Foi identificado um total de 37 potenciais respondentes entre os responsáveis pelas áreas de compras e contratações das 12 mantenedoras e os representantes das mantenedoras no Comitê Executivo do Programa. Dos 37 questionários, 15 foram respondidos oriundos de nove mantenedoras. Dentre os não respondentes, parte se recusou a participar alegando questões de confidencialidade; parte envolveu compradores que foram remanejados para outras áreas da empresa e indicaram nomes dos respondentes corretos, mas estes não retornaram o contato.

Apesar dos dados terem sido coletados em uma parcela de mais de 50% da população, optou-se pela estratégia de estudo de caso pela sua característica de permitir análises holísticas e sensíveis ao contexto (PATTON, 2002). O objetivo foi aumentar a robustez do teste das proposições teóricas por meio da combinação de análises de dados qualitativos e quantitativos.

4.1. Coleta de dados

A coleta de dados foi realizada por meio de entrevistas semiestruturadas, pesquisa documental e aplicação de questionários. Os 19 informantes-chave foram selecionados segundo i) o papel dos mesmos na criação, representação e operacionalização do programa; e ii) no nível hierárquico de atuação do entrevistado na compradora (diretor executivo, gerentes de suprimentos ou de qualidade, auditores líderes etc.).

O roteiro de entrevista procurou assegurar que as mesmas linhas básicas de investigação fossem exploradas com cada entrevistado (PATTON, 2002), adotando uma estratégia de conversação, de modo que o entrevistador tivesse flexibilidade em decidir quando era apropriado se aprofundar em determinado tema ou apresentar questões que não tinham sido previamente planejadas (LEGARD; KEEGAN; WARD, 2003).

Na etapa de pesquisa documental, foram examinados documentos físicos e eletrônicos relacionados à certificação, como vídeos institucionais; Manual Sistema de Gestão da Qualidade em Fornecimento; relatórios de tratamento de produto não conforme; informativos e outras divulgações do Prodfor, assim como Registros da Análise Crítica da Qualidade.

O questionário aplicado na etapa quantitativa considerou os tipos de custos de transação nas diversas fases do processo de compra, coerentes com a linha teórica (COASE, 1988; WILLIAMSON, 1985, 1991). Na sequência lógica para uma contratação, foram tomados os custos de: i) obter informação e seleção da contraparte; ii) negociação, decisão e contratação; iii) supervsão e inspeções para assegurar o cumprimento do contrato; e iv) mal-adaptações e ajustes contratuais.

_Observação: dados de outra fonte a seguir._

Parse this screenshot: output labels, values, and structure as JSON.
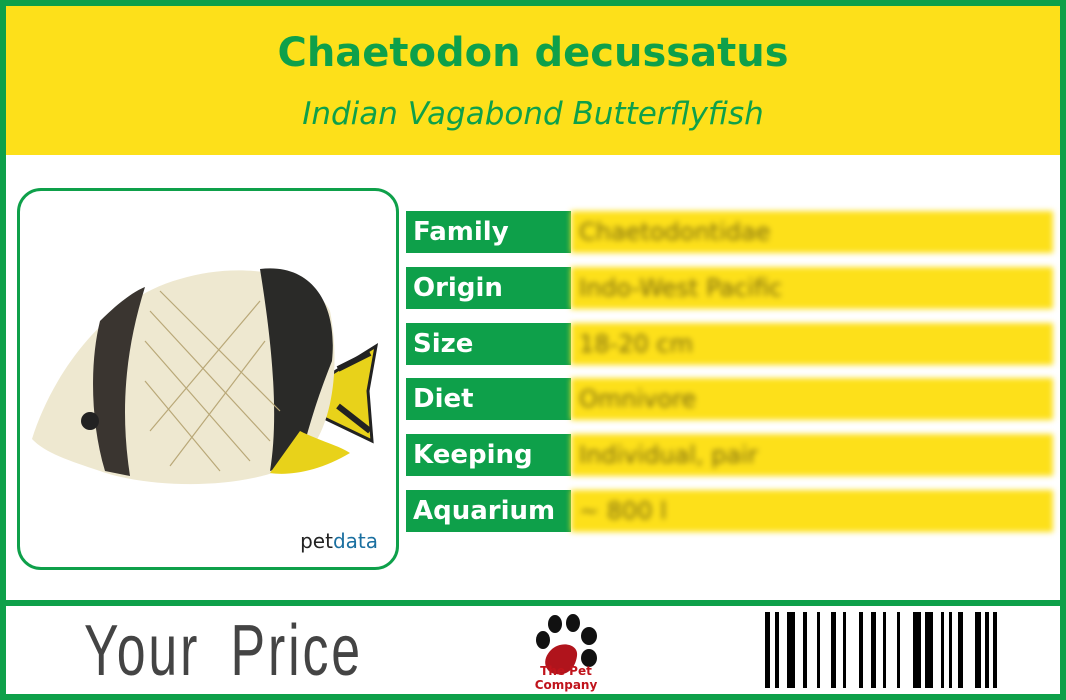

Foi realizado teste piloto com 11 respondentes da área de compras, qualidade e área demandante das compradoras para buscar evidências de fontes de redução de custos de transação ex ante(seleção, negociação e contratação de fornecedores) e ex post (monitoramento e ajustes de contratos). As observações e dúvidas possibilitaram melhor contextualização da teoria e categorias e reformulação do questionário para que os respondentes efetivamente compreendessem as perguntas adequadas nas atividades de fornecimento.

4.2. Análise dos dados

Alguns cuidados recomendados (YIN, 2003; BARDIN, 1977; GROVES et al., 2004; MCKINNON, 1988) foram tomados para reduzir as ameaças à validade das conclusões obtidas. Os dados qualitativos coletados foram codificados por aglutinação em categorias; buscou-se a convergência de pelo menos duas fontes de evidências, entre entrevistas semiestruturadas, documentos e questionários, e foi utilizado o processo de revisão por informantes-chave.

Optou-se pela apresentação da análise na forma da descrição do caso, construindo ao longo da descrição a triangulação de evidências de categorias (SCANDURA; WILLIAMS, 2000). O relatório do estudo de caso foi elaborado ao longo da pesquisa de campo, análise e classificação de dados e informações.

Para a análise de conteúdo das entrevistas e documentos foram definidas categorias, subcategorias e unidades de análise coerente com as etapas recomendadas por Groves et al. (2004) para a estratégia de estudo de caso. Tal procedimento visa reduzir o viés de percepção dos respondentes em entrevistas e a subjetividade do entrevistador. Raramente os estudos que envolvem custos de transação mensuram tais custos diretamente em termos monetários, dada a dificuldade de captá-los (SHELANSKI; KLEIN, 1995). Uma exceção pode ser vista em Masten, Meehan e Snyder (1991). Comumente são captadas as percepções sobre tais custos, trianguladas com outras fontes de evidências, o que permite alcançar melhores níveis de mensuração do construto.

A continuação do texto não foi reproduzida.